WILDLIFE CANNOT SPEAK FOR ITSELF

As an all-volunteer board on the front line of conservation in our valley, we are literally boots on the ground, conducting ongoing bird (our indicator species) and other wildlife surveys to present to our policy makers, encouraging them to protect threatened habitats and the plants and animals that rely on them throughout the Roaring Fork Watershed.

We work with Pitkin County Healthy Streams and Rivers and the U.S. Forest Service to target and survey the best sites to reintroduce our wetland engineers and keystone species, the American beaver. We have successfully reintroduced several beaver into new habitats and have witnessed their wetland creations.

We stay abreast of local issues and work with residents in Spring Valley, Cattle Creek, Sweetwater and Homestake Reservoir to protect their lands for our wildlife.

We offer free nature/bird walks to educate locals about the animals and plants in the natural areas we strive to protect. We hope this education transfers into action.

We provide an updated, printed booklet documenting the birds and mammals of the Roaring Fork Watershed. The booklet is also available on our website.

We work with local schools and have installed nest boxes, provided educational books and given classes to enrich them about our avian wonders and encourage them to spend time in nature.

With ACES and Wilderness Workshop, we co-host free educational speakers through Naturalist Nights in Aspen and Carbondale.

We email a monthly newsletter to keep our valley informed of hot-action topics, our free field trips and programs and speakers. It will keep you updated on local threats and assaults on wildlife habitat and provide opportunities to comment.

We continue to educate about why birds matter and bird friendly living, focusing on saving habitat, keeping cats indoors, bird-window collision prevention, eliminating pesticide use, planting native, buying shade-grown coffee and more.

We offer full scholarships to local kids to attend a week-long birding/nature camp to learn about our natural world and why saving it is important.

We rely on local community donations to make our work possible.
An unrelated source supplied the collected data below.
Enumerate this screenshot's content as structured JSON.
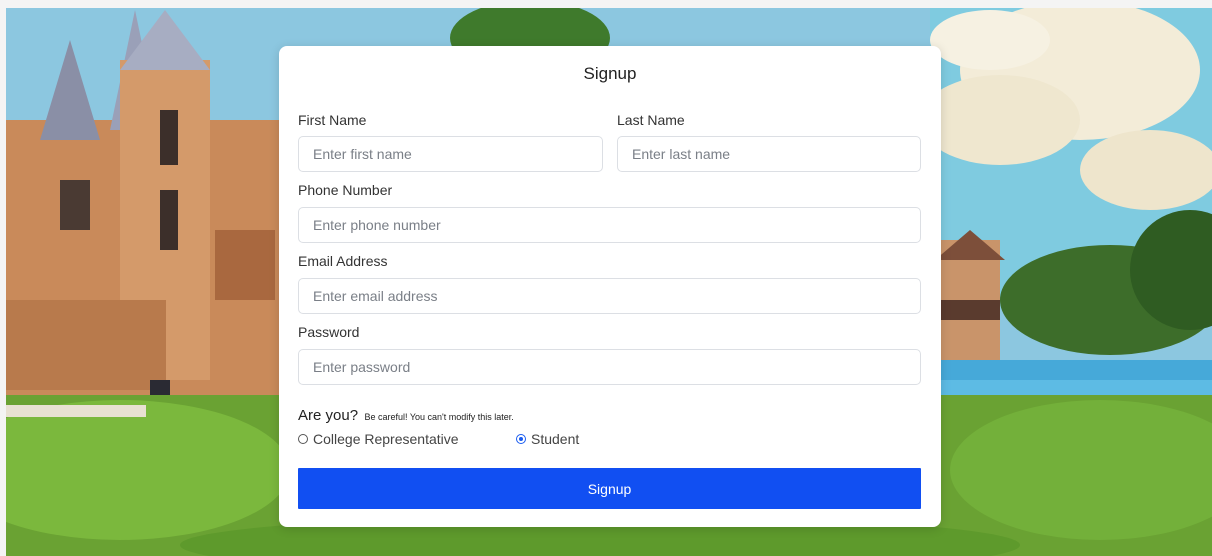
{
  "form": {
    "title": "Signup",
    "first_name": {
      "label": "First Name",
      "placeholder": "Enter first name",
      "value": ""
    },
    "last_name": {
      "label": "Last Name",
      "placeholder": "Enter last name",
      "value": ""
    },
    "phone": {
      "label": "Phone Number",
      "placeholder": "Enter phone number",
      "value": ""
    },
    "email": {
      "label": "Email Address",
      "placeholder": "Enter email address",
      "value": ""
    },
    "password": {
      "label": "Password",
      "placeholder": "Enter password",
      "value": ""
    },
    "role_question": "Are you?",
    "role_note": "Be careful! You can't modify this later.",
    "roles": [
      {
        "label": "College Representative",
        "selected": false
      },
      {
        "label": "Student",
        "selected": true
      }
    ],
    "submit_label": "Signup"
  },
  "colors": {
    "accent": "#114ff2",
    "card": "#ffffff",
    "input_border": "#dcdfe4"
  }
}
We also continually seek grant funding for our ongoing projects.

And there’s more:

  • Our contributions to the Audubon Colorado Lobbyist Fund support environmental lobbyists working on state issues.

  • Binoculars for adults and children are provided to make sure everyone can participate equally.
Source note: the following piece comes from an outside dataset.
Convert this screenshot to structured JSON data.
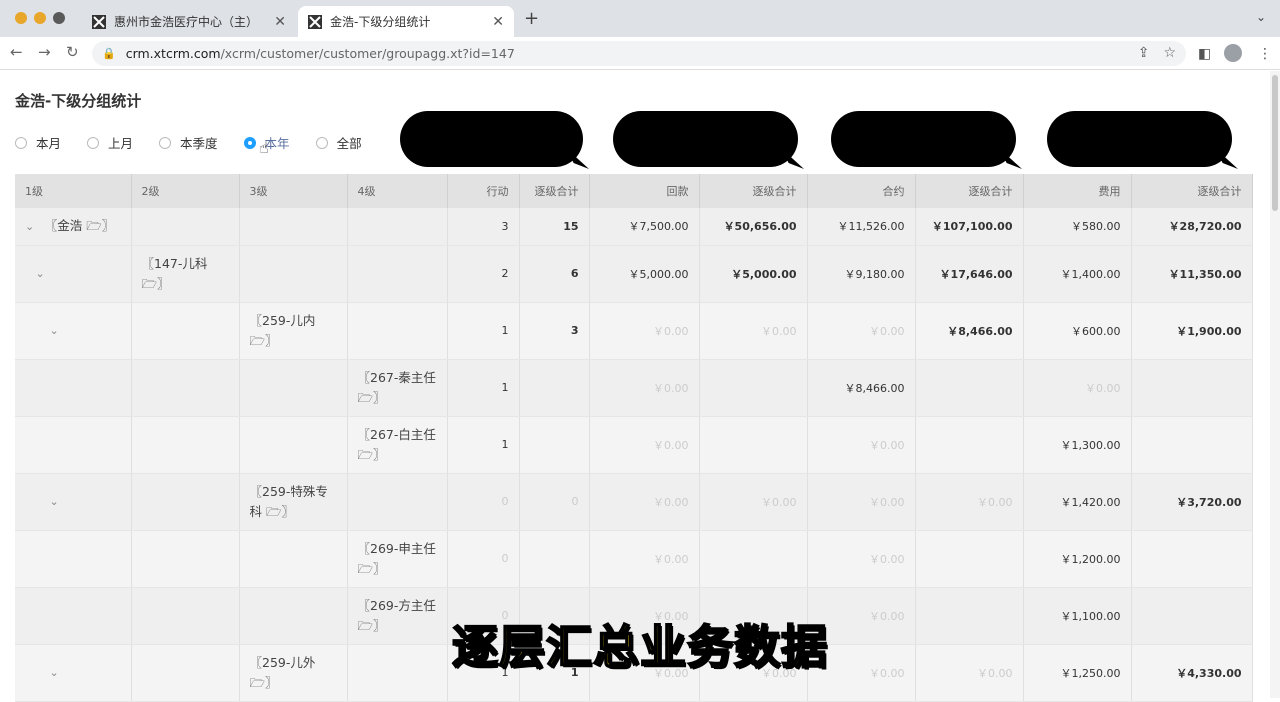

  • Our monthly publication of email blasts keeps our valley informed of hot-action topics, our free field trips and programs and speakers.
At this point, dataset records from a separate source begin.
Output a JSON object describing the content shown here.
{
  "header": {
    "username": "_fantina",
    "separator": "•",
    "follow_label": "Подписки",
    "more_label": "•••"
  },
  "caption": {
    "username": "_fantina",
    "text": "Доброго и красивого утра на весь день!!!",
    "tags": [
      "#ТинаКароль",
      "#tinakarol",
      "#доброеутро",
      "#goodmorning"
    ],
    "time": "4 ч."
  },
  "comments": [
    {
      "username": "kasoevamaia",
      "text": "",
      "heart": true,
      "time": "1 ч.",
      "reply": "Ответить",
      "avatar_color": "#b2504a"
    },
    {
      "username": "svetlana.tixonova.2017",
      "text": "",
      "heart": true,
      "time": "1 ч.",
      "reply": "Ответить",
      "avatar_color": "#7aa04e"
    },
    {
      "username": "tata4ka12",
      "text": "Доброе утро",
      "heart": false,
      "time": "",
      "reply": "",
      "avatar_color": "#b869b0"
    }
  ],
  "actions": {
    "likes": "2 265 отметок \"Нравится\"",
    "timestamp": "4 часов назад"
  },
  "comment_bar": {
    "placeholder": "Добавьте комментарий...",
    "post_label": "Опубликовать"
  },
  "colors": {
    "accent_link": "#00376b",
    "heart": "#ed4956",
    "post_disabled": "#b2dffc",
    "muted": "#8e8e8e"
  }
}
  • Every year, we conduct Christmas and Spring Bird Counts and send our data to National Audubon Society so they have a picture of what is happening with our birdlife.

  • We monitor and care for over 100 Mountain Bluebird nest boxes in various places in our valley.

  • All valley residents who have questions about our birds and how to protect them are encouraged to contact us.

  • We funded the radio transmitters on the rare Black Swifts to find their previously unknown wintering grounds in the Brazilian Amazon, enabling conservationists to work on protections

  • We installed interpretive signage at Spring Park Reservoir depicting the importance of this stopover as a feeding and recovery area for thousands of waterfowl during migration. We were also instrumental in having the reservoir designated as an Important Bird Area (IBA), a national program with more than 50 IBAs in Colorado.

  • We helped to fund the purchase of Tucson Audubon’s Paton Center for Hummingbirds in Southeast Arizona, an important fueling station for migrating hummingbirds, many of which breed in the Roaring Fork Valley.

  • We partnered with the Colorado Breeding Bird Atlas to help support their research and documentation of birds in our state and how to protect them.

  • We supported the ongoing efforts of the Thompson Divide Coalition to protect our valley’s fragile breeding lands.

  • We provided window treatments for our local bus transportation system to use on their glass bus stops to help prevent bird-glass collisions; and, although they have not yet implemented the system, we offer support.

  • We worked with several of the local schools building bluebird nest boxes with the children and educating them about habitats, migration and nesting.

  • We assisted our U.S. Forest Service with their ongoing project to improve habitat in the various elevations of our diverse valley by recommending critical treatment times.

  • We met with local government and architects to discuss options for bird-safe building.